Access to Energy is Essential for Development


September 9th, 2011

Energy is a critical development issue. Just like access to water and other basic services, access to energy is a condition for social and economic development. But as the country’s population grows and energy demand rises, the obstacles to its availability and use loom larger today than ever.

According to the United Nations Development Programme, 1.6 billion people in the world lack access to electricity and over 2 billion people depend on biomass fuels for cooking and heating. This has been worsened by the rising demand for energy that has exploded since the beginning of the 20th century, in tandem with the world’s rising population and economic growth. Energy issues are particularly challenging for rural communities and the urban poor where high energy costs are putting a tremendous amount of pressure on families a majority of whom depend on natural resources for their livelihood. The challenge at present is to supply clean and safe energy in sufficient quantity to everyone while limiting the environmental effects.

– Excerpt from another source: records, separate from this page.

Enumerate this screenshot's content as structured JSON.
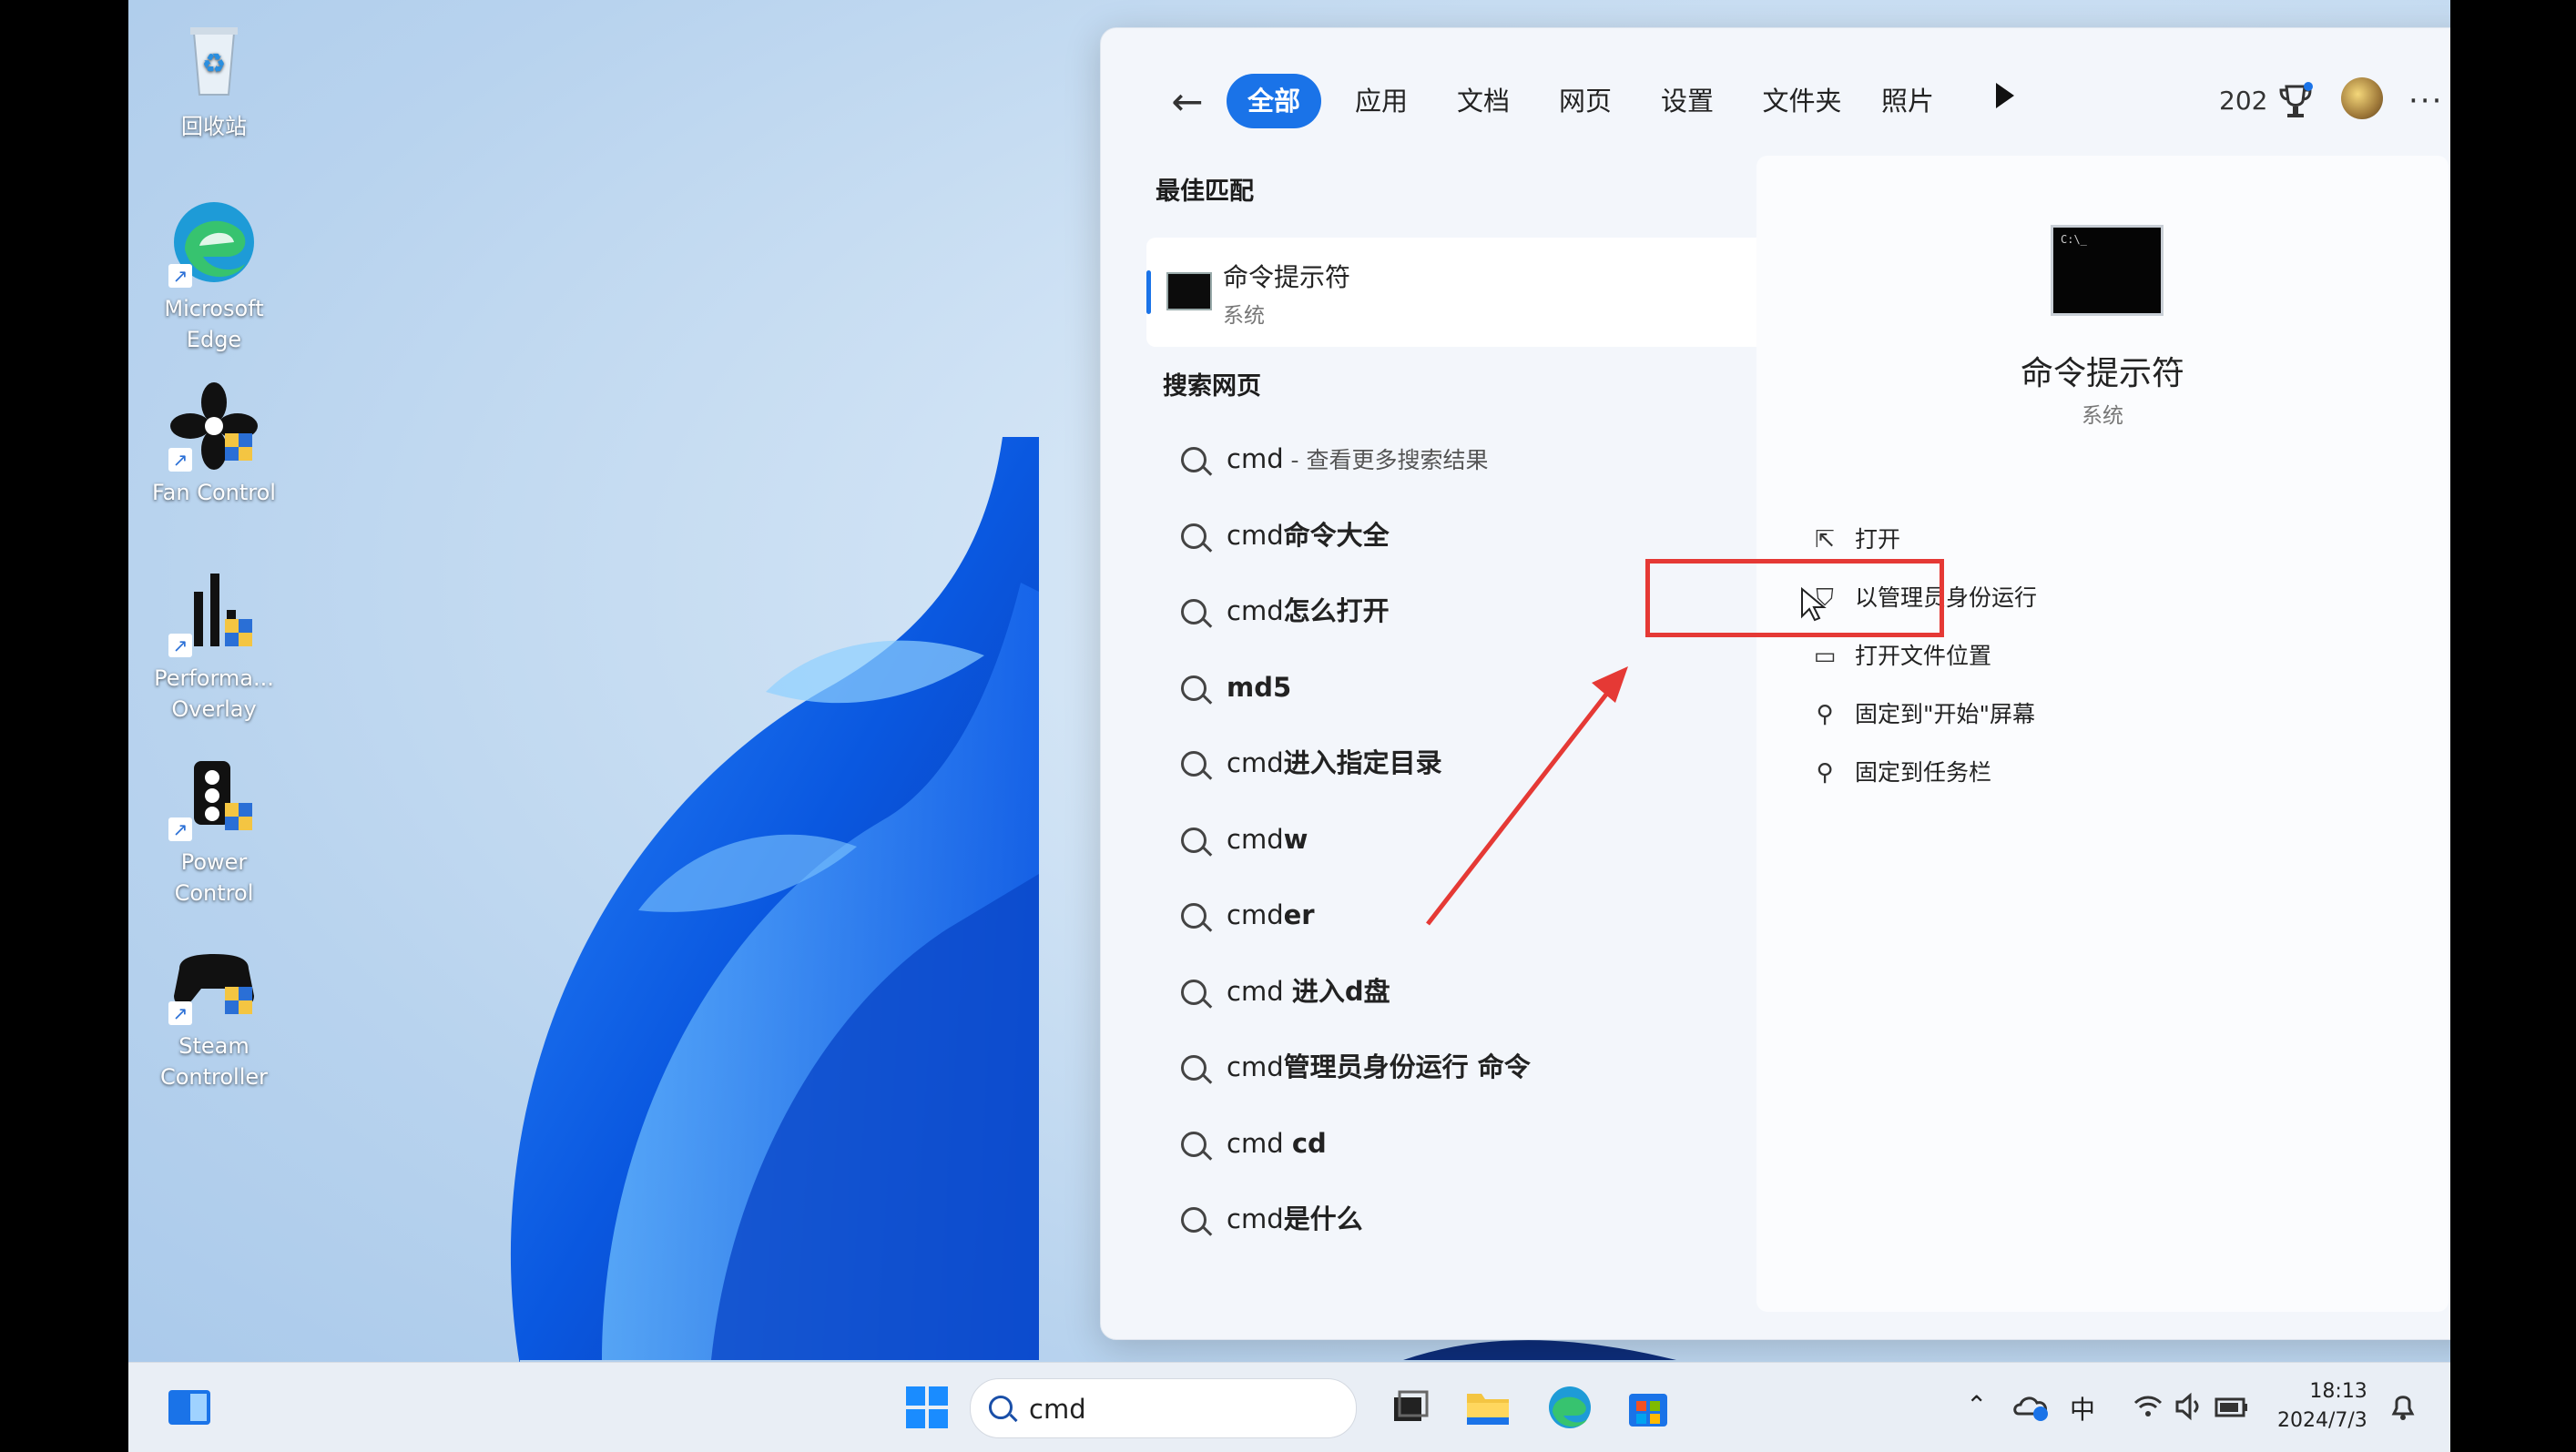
{
  "desktop": {
    "icons": [
      {
        "label": "回收站",
        "icon": "recycle-bin-icon"
      },
      {
        "label": "Microsoft Edge",
        "icon": "edge-icon"
      },
      {
        "label": "Fan Control",
        "icon": "fan-icon"
      },
      {
        "label": "Performa... Overlay",
        "icon": "performance-overlay-icon"
      },
      {
        "label": "Power Control",
        "icon": "power-control-icon"
      },
      {
        "label": "Steam Controller",
        "icon": "gamepad-icon"
      }
    ]
  },
  "search_panel": {
    "tabs": [
      "全部",
      "应用",
      "文档",
      "网页",
      "设置",
      "文件夹",
      "照片"
    ],
    "active_tab": "全部",
    "reward_count": "202",
    "best_match_title": "最佳匹配",
    "best_match": {
      "name": "命令提示符",
      "sub": "系统"
    },
    "web_title": "搜索网页",
    "suggestions": [
      {
        "pre": "cmd",
        "bold": "",
        "tail": " - 查看更多搜索结果"
      },
      {
        "pre": "cmd",
        "bold": "命令大全",
        "tail": ""
      },
      {
        "pre": "cmd",
        "bold": "怎么打开",
        "tail": ""
      },
      {
        "pre": "",
        "bold": "md5",
        "tail": ""
      },
      {
        "pre": "cmd",
        "bold": "进入指定目录",
        "tail": ""
      },
      {
        "pre": "cmd",
        "bold": "w",
        "tail": ""
      },
      {
        "pre": "cmd",
        "bold": "er",
        "tail": ""
      },
      {
        "pre": "cmd ",
        "bold": "进入d盘",
        "tail": ""
      },
      {
        "pre": "cmd",
        "bold": "管理员身份运行 命令",
        "tail": ""
      },
      {
        "pre": "cmd ",
        "bold": "cd",
        "tail": ""
      },
      {
        "pre": "cmd",
        "bold": "是什么",
        "tail": ""
      }
    ],
    "detail": {
      "title": "命令提示符",
      "sub": "系统",
      "actions": [
        {
          "label": "打开",
          "icon": "open-external-icon"
        },
        {
          "label": "以管理员身份运行",
          "icon": "admin-shield-icon"
        },
        {
          "label": "打开文件位置",
          "icon": "folder-icon"
        },
        {
          "label": "固定到\"开始\"屏幕",
          "icon": "pin-icon"
        },
        {
          "label": "固定到任务栏",
          "icon": "pin-icon"
        }
      ]
    }
  },
  "taskbar": {
    "search_value": "cmd",
    "ime": "中",
    "time": "18:13",
    "date": "2024/7/3"
  },
  "colors": {
    "accent": "#1a73e8",
    "highlight_box": "#e53935"
  }
}
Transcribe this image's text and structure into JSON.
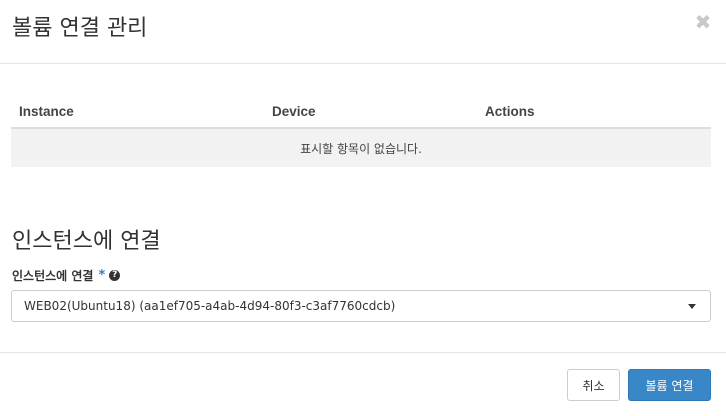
{
  "dialog": {
    "title": "볼륨 연결 관리",
    "close_icon": "close-icon"
  },
  "table": {
    "columns": [
      "Instance",
      "Device",
      "Actions"
    ],
    "empty_message": "표시할 항목이 없습니다."
  },
  "attach_section": {
    "title": "인스턴스에 연결",
    "field_label": "인스턴스에 연결",
    "required_marker": "*",
    "help_icon_glyph": "?",
    "selected_instance": "WEB02(Ubuntu18) (aa1ef705-a4ab-4d94-80f3-c3af7760cdcb)"
  },
  "footer": {
    "cancel_label": "취소",
    "submit_label": "볼륨 연결"
  },
  "colors": {
    "primary": "#3a87c8",
    "required": "#2f80c5",
    "empty_row_bg": "#f2f2f2"
  }
}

Our visit to selected energy actors in Kisumu, Nairobi and Mai Mahiu with a visiting delegation of three Members of Parliament from the European Parliament revealed the energy poverty levels among poor communities living in the areas.  The case stories observed made clear the fact that development targets such as the Millennium Development Goals which, though they do not explicitly include energy, are reliant upon energy for their fulfilment.

This is not to say there is no future in attaining the goals. The reality is more needs to be done to realise the required change. Numerous initiatives have been piloted and are being scaled up by different agencies in the energy sector. Practical Action’s energy projects over the last two decades are good examples. Working with communities in rural and informal settlements in urban centres, the organisation has not only pioneered initiatives to light up villages from small micro-hydro and pico-hydro schemes in Central Kenya but also provided alternative and efficient energy saving technologies used for cooking in western Kenya. These initiatives have accentuated the fact that the poor have a legitimate right to and need for increased energy services which are affordable, healthier, more reliable and more sustainable.

One on one learning how to make fireless cookers

They have also highlighted the skewed distribution of energy – with the richest people consuming the largest percentage of energy supply and the poorest using the least – that must change if significant change is to be realised in the sector. Developing and implementing sound national energy development policies together with the right use of technology are areas that have been emphasised over the years. They are areas that require transparent processes that provide for equitable participation from all stakeholders.